In the heart of Egypt, following the course of the Nile, one of the poorest and most inhabited regions of the country develops. It is called Minya – taking its name from its capital – and besides being the home of more than 4 million people it houses the largest Egyptian limestone quarries that provide work for most men and adolescents. The scenery offered by the quarries of Minya is unique in the world: under the scorching sun and high temperatures of the Sahara desert stands an immense expanse of white stone that manages to give life to an almost lunar landscape. Fascinated by this place, its colors, and its deadly charm, photographer Nader Saadallah spent some time there, immortalizing the faces of the miners and witnessing the phases in which the extraction process is divided.

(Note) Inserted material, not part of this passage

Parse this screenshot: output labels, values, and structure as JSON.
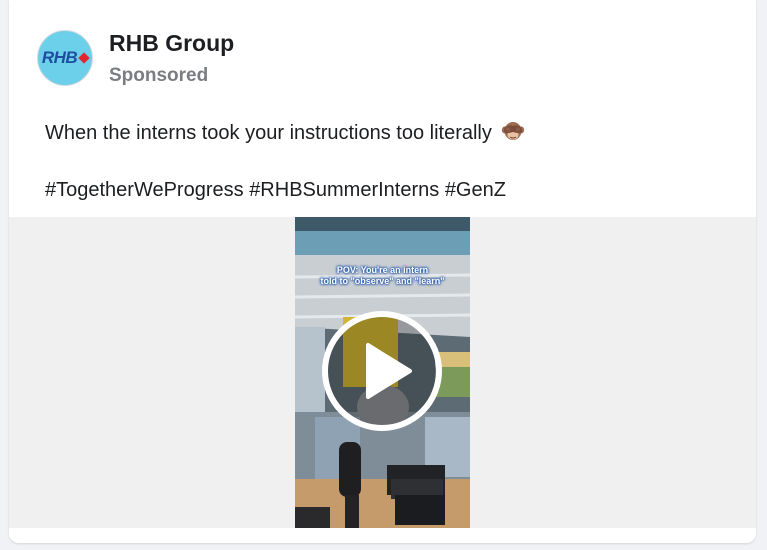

First of all, the mountain must be equalized using winches and peaks; then the stone is modeled and divided into blocks using a machine called “El fasalah”; the third phase involves extraction through a specific machine called “El hashasha”; finally, the vehicles ready for transport are filled. Each of these phases hides dangers and risks for which the Egyptian miners are not adequately prepared or equipped, a prerequisite that transforms their daily work in a continuous battle against fatal accidents.
Nader Saadallah’s photographs have the strength to capture all this: the white powder of limestone inexorably envelops everything and fills the air, making it impossible to see the sky and covering the dark skin of the miners. What remains imprinted on the viewer? The glances, the eyes of the workers that tell what we can’t see in the images.